The LISD may not explicitly challenge the district court’s holding that § 21.253 incorporates a mailbox rule, but it clearly argued that the district court did not need to decide this issue because the rule of Logan applied. See id. at 18. Because we review the district court's legal determinations de novo, the LISD’s arguments are more than sufficient to preserve the issue of whether it was legally necessary, under federal constitutional law, for the district court to interpret § 21.253.
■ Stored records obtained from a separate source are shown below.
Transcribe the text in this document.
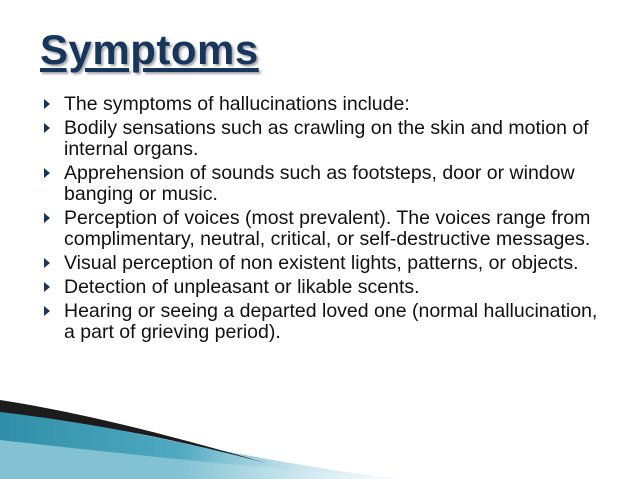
Symptoms
The symptoms of hallucinations include:
Bodily sensations such as crawling on the skin and motion of internal organs.
Apprehension of sounds such as footsteps, door or window banging or music.
Perception of voices (most prevalent). The voices range from complimentary, neutral, critical, or self-destructive messages.
Visual perception of non existent lights, patterns, or objects.
Detection of unpleasant or likable scents.
Hearing or seeing a departed loved one (normal hallucination, a part of grieving period).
.Coggin’s ultimate failure to demonstrate a constitutional violation by the LISD distinguishes this case from Cleveland Board of Education v. Loudermill, 470 U.S. 532, 105 S.Ct. 1487, 84 L.Ed.2d 494 (1985). In Loudermill, the terminated school district employees had made the necessary showing that their rights were violated when they were fired without a pre-termination hearing. Id. at 548, 105 S.Ct. 1487. Unlike Coggin, the Loudermill employees were given no opportunity to request a pre-termination hearing. Id. at 536-37, 105 S.Ct. 1487. Thus, the issue of whether the employees had waived their rights was inapplicable.